Daha önce de yazdığım gibi, fiyasko sicili sadece Mossad'a özgü değil!

1979'da 78 yaşındaki Humeyni, devasa bir halk desteğiyle Şah'ı devirdiğinde, başta uzun yıllar yaşadığı Fransa olmak üzere bütün batı istihbaratları en büyük fiyaskoyu yaşamışlardı. Bu fiyasko ile dünya tarihi değişmiş, dünyanın çok geniş bir alanında Cihad çağı başlamıştır.

Gözünü dönemin SSCB kontrolündeki Tudeh'e çevirmiş bulunan İran'daki ABD istihbarat şefi; ülkeyi terk etmesinden bir hafta önce Washington'a, "Şahı yeryüzündeki hiçbir kuvvet alt edemez" raporunu yollamıştı. Artık ne Tudeh ne Şah ne SSCB var. Ama Humeyni varisleri küresel politikanın en güçlü aktörleri arasına katıldılar.

Cambridgeli tarihçi Quention Skinner, "Kendi kültürel analizimizle baktığımız dar görüşlü uzun vadeyi göremeyen stratejik istihbaratımız tam anlamıyla dar görüşlüdür ve iflas etmiştir," diyor.

1899'da dönemin savaş muhabiri Churchill'in de esir alındığı İngiltere – Boerler (Güney Afrika) savaşı dönemin en güçlü ordusuna sahip İngiliz istihbaratının kendilerine sunulan bilgileri küçümsemelerinden ötürü perişanlıkla sonuçlanmıştır.

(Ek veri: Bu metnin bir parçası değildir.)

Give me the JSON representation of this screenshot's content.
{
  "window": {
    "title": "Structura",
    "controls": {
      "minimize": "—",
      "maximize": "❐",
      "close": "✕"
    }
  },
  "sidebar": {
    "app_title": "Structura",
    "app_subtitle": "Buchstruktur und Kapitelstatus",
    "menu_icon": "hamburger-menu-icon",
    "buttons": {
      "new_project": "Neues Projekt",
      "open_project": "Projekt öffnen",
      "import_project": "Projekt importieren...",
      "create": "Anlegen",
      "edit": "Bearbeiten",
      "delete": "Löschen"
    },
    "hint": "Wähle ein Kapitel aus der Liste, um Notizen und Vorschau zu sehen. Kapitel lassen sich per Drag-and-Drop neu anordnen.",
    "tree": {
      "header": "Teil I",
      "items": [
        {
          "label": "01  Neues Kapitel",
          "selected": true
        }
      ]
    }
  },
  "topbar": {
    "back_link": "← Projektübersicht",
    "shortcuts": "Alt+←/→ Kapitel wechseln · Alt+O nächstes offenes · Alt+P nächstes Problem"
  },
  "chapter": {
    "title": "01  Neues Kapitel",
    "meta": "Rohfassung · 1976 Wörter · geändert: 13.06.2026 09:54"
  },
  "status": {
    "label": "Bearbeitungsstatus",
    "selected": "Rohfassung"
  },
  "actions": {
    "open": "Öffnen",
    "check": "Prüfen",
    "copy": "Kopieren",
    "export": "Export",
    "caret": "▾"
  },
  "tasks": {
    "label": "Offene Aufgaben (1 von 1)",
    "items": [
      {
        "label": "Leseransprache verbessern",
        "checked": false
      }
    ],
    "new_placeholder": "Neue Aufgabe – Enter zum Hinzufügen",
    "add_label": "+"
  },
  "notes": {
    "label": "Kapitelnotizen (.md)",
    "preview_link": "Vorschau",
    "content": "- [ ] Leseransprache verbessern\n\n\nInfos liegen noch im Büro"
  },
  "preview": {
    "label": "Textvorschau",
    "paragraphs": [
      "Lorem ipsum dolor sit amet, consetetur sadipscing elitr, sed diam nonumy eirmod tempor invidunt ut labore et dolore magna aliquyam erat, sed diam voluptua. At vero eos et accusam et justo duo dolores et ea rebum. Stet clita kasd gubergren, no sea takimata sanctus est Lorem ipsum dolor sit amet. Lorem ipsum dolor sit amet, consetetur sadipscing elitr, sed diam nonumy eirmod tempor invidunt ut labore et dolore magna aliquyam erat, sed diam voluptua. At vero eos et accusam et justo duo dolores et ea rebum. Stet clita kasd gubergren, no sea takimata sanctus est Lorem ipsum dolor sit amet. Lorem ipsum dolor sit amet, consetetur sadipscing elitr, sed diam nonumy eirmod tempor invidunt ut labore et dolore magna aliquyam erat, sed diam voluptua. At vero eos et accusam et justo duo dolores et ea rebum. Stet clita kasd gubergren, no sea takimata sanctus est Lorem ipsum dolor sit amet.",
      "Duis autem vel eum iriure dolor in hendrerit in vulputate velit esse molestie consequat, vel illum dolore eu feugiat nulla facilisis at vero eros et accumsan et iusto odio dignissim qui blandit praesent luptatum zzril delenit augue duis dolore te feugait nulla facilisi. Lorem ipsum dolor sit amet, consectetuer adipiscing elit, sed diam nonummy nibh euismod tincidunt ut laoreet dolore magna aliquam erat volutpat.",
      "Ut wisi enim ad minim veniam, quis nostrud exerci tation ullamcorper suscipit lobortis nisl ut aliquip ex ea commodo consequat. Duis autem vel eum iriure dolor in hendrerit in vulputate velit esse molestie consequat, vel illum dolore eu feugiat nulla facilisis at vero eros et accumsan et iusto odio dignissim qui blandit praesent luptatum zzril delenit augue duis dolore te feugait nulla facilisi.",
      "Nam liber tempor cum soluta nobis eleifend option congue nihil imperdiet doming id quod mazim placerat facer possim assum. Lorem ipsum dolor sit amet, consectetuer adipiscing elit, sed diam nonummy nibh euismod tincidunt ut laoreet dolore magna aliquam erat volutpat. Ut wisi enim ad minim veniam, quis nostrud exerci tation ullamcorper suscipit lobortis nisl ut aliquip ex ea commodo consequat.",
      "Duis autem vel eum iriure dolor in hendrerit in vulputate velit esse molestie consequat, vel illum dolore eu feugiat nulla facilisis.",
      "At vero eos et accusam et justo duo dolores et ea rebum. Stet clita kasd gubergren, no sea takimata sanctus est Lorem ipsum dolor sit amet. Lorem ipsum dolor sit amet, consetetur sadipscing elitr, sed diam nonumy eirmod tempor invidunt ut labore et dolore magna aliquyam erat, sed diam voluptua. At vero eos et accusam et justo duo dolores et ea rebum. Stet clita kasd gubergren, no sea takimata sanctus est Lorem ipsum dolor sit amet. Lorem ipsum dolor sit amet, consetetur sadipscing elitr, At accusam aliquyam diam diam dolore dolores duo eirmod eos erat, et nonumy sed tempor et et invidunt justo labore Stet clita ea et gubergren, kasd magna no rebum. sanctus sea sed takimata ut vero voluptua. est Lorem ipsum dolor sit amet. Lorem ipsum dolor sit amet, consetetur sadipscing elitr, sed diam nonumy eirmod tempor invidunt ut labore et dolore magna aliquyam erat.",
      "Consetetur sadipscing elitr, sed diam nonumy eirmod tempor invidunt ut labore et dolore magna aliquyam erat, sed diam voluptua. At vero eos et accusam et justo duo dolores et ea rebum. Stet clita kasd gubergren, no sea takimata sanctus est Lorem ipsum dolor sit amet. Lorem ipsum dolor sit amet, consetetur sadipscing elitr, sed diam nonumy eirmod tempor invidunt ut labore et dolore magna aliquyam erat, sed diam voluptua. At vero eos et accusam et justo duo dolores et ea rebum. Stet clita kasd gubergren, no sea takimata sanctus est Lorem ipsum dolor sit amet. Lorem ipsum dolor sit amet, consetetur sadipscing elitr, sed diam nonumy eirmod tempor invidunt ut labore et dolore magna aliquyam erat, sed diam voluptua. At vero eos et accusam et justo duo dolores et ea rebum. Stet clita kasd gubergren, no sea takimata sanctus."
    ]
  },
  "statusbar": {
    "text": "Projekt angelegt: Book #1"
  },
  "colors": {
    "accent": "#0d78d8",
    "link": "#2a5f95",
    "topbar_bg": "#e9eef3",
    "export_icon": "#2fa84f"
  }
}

1904 Rus Japon savaşı sırasında Japonları küçümseyen ve haklarında istihbarat çalışması bile yapmayan Rus Savunma Bakanı bu aymazlığını on beş yıl içinde Çarlığın yıkılmasıyla ve kendi hayatıyla ödeyecekti.

Hatta Rusya'ya çok güvenen Fransa bile gazeteler aracılığıyla Rus tahvillerine büyük yatırım yapmış, birkaç yıl sonra gerçekleşecek Bolşevik devrimiyle çöp olan tahvillerden büyük kayıp yaşamıştı.

Rusya'yı cepheden çekmek için sürgündeki bir sosyalisti (Lenin'i) sıra dışı imkanlarla Petersburg'a gönderen Habsburglar hiç hesaplamadan Rusya'yı yıkmış, kendileri yok olmuş, üstelik tarihi baştan sona değiştirmişlerdi.

Uzun sözün kısası Mossad'ın son fiyaskosunun Orta Doğu ve bağlı olarak küresel dengeleri ne kadar değiştireceğini ideolojik değil, gerçeklik üstünden geçmişe bakarak anlayabiliriz.

Şu anki savaşın bize gösterdiği, döngüsel şiddetin sona ermesi her zamankinden daha da uzak olduğu.

Devam ettiği taktirde ise bütün teknolojik ve sistemsel gelişmelere rağmen, çok uzak olmayan bir tarihte yine büyük istihbarat başarısızlıkları ve hiç şüphesiz ağır sonuçları görülecektir.